Tribunal Administratif de MELUN — Décision N° TA77-2307092

mardi 7 octobre 2025

JuridictionTribunal Administratif de MELUN
SectionTribunal Administratif de MELUN
N° DossierTA77-2307092
TypeDécision
RecoursExcès de pouvoir
Formation6ème chambre
Avocat requérantIMBERT & ASSOCIES

Résumé IA

Le Tribunal administratif de Melun a rejeté la requête de Mme C..., ressortissante équatorienne, qui contestait l'arrêté du 8 juin 2023 de la préfète du Val-de-Marne lui refusant un titre de séjour et l'obligeant à quitter le territoire. Le tribunal a estimé que l'arrêté était suffisamment motivé et que la préfète avait procédé à un examen particulier de sa situation. Il a également jugé que le refus de séjour n'était pas entaché d'erreur de fait concernant son intégration professionnelle et ne méconnaissait pas l'article 8 de la Convention européenne des droits de l'homme, faute pour la requérante de démontrer une vie privée et familiale stable en France. En conséquence, les décisions portant obligation de quitter le territoire et fixation du pays de destination ont été jugées légales.

Texte intégral

Vu la procédure suivante :

Par une requête enregistrée le 7 juillet 2023, Mme A... C..., représentée par Me Ferre, demande au tribunal :

1°) d’annuler l’arrêté du 8 juin 2023 par lequel la préfète du Val-de-Marne a rejeté sa demande d’admission au séjour et l’a obligée à quitter le territoire français dans un délai de trente jours en fixant le pays à destination duquel elle est susceptible d’être éloignée ;

2°) d’enjoindre au préfet du Val-de-Marne de procéder au réexamen de sa situation dans un délai de quinze jours à compter de la notification du jugement à intervenir, sous astreinte de 100 euros par jour de retard et de lui délivrer, dans l’attente de cet examen, une autorisation provisoire de séjour.

Elle soutient que :

S’agissant de l’arrêté pris dans son ensemble :

- il est insuffisamment motivé ;

- il est entaché d’un défaut d’examen de sa situation personnelle.

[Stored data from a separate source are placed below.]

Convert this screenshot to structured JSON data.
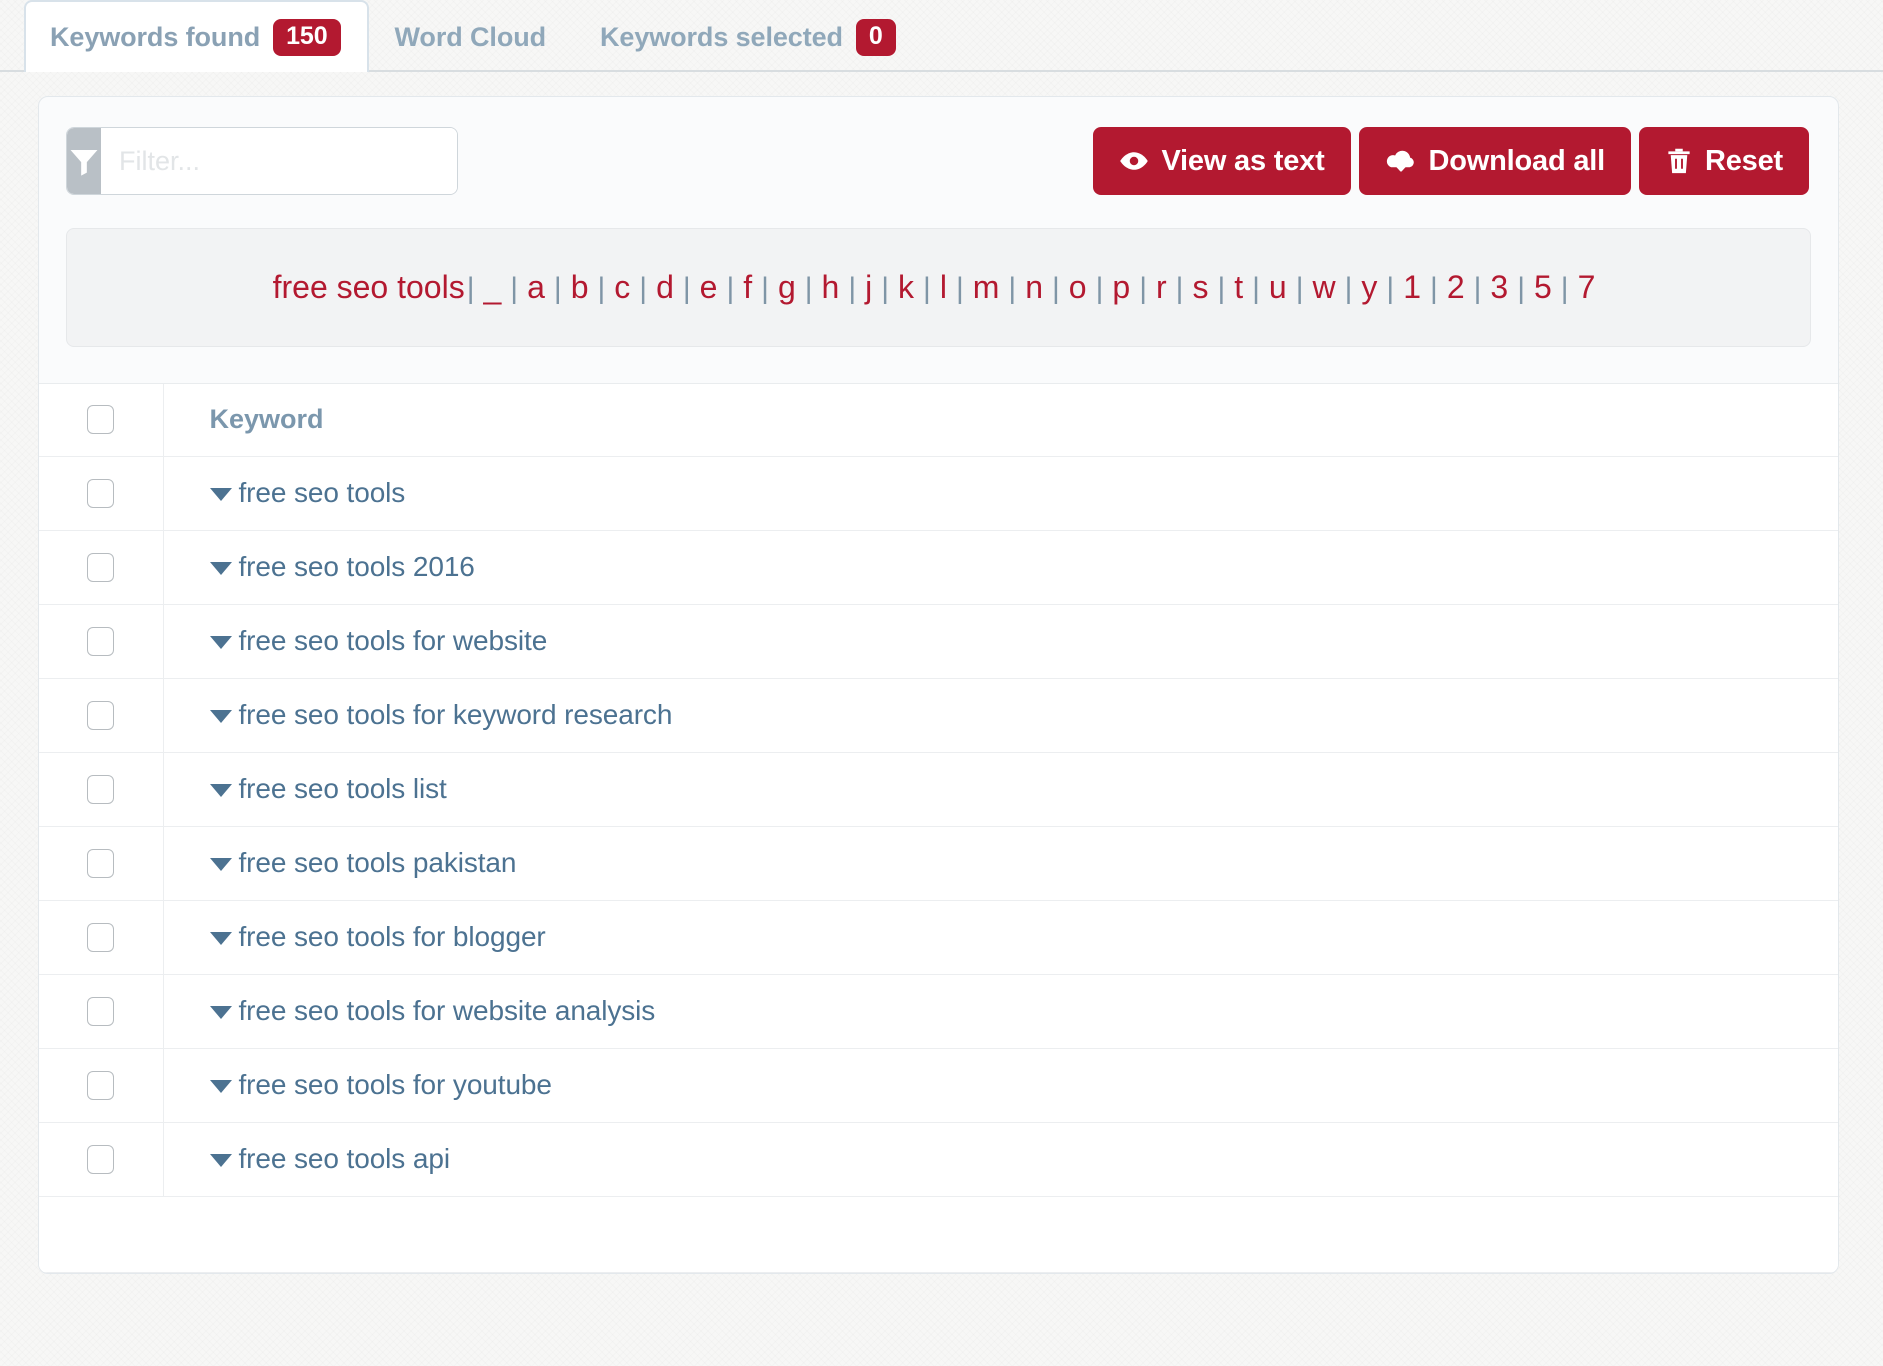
{
  "colors": {
    "brand_red": "#b31930",
    "tab_text": "#90a8ba",
    "keyword_text": "#4c7291",
    "header_text": "#7b97ad"
  },
  "tabs": [
    {
      "label": "Keywords found",
      "badge": "150",
      "active": true
    },
    {
      "label": "Word Cloud",
      "badge": null,
      "active": false
    },
    {
      "label": "Keywords selected",
      "badge": "0",
      "active": false
    }
  ],
  "toolbar": {
    "filter": {
      "icon": "filter-funnel-icon",
      "value": "",
      "placeholder": "Filter..."
    },
    "buttons": [
      {
        "label": "View as text",
        "icon": "eye-icon"
      },
      {
        "label": "Download all",
        "icon": "cloud-download-icon"
      },
      {
        "label": "Reset",
        "icon": "trash-icon"
      }
    ]
  },
  "alphabet_bar": {
    "term": "free seo tools",
    "separator": "|",
    "links": [
      "_",
      "a",
      "b",
      "c",
      "d",
      "e",
      "f",
      "g",
      "h",
      "j",
      "k",
      "l",
      "m",
      "n",
      "o",
      "p",
      "r",
      "s",
      "t",
      "u",
      "w",
      "y",
      "1",
      "2",
      "3",
      "5",
      "7"
    ]
  },
  "table": {
    "columns": [
      "",
      "Keyword"
    ],
    "header_keyword": "Keyword",
    "rows": [
      {
        "keyword": "free seo tools",
        "checked": false
      },
      {
        "keyword": "free seo tools 2016",
        "checked": false
      },
      {
        "keyword": "free seo tools for website",
        "checked": false
      },
      {
        "keyword": "free seo tools for keyword research",
        "checked": false
      },
      {
        "keyword": "free seo tools list",
        "checked": false
      },
      {
        "keyword": "free seo tools pakistan",
        "checked": false
      },
      {
        "keyword": "free seo tools for blogger",
        "checked": false
      },
      {
        "keyword": "free seo tools for website analysis",
        "checked": false
      },
      {
        "keyword": "free seo tools for youtube",
        "checked": false
      },
      {
        "keyword": "free seo tools api",
        "checked": false
      }
    ]
  }
}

S’agissant de la décision portant refus de titre de séjour :

- elle est entachée d’erreur de fait s’agissant de sa situation professionnelle ;

- elle méconnaît les dispositions de l’article L. 423-23 du code de l'entrée et du séjour des étrangers et du droit d'asile et les stipulations de l’article 8 de la convention européenne de sauvegarde des droits de l'homme et des libertés fondamentales.

S’agissant de la décision portant obligation de quitter le territoire français :

- elle est illégale en raison de l’illégalité de la décision portant refus de titre de séjour ;

- elle méconnaît les dispositions de l’article L. 435-1 du code de l'entrée et du séjour des étrangers et du droit d'asile ;

- elle méconnaît les stipulations de l’article 8 de la convention européenne de sauvegarde des droits de l'homme et des libertés fondamentales ;

- elle méconnaît les stipulations de l’article 3-1 de la convention internationale relative aux droits de l’enfant.

S’agissant de la décision fixant le pays de destination :

- elle est illégale en raison de l’illégalité de la décision portant obligation de quitter le territoire français.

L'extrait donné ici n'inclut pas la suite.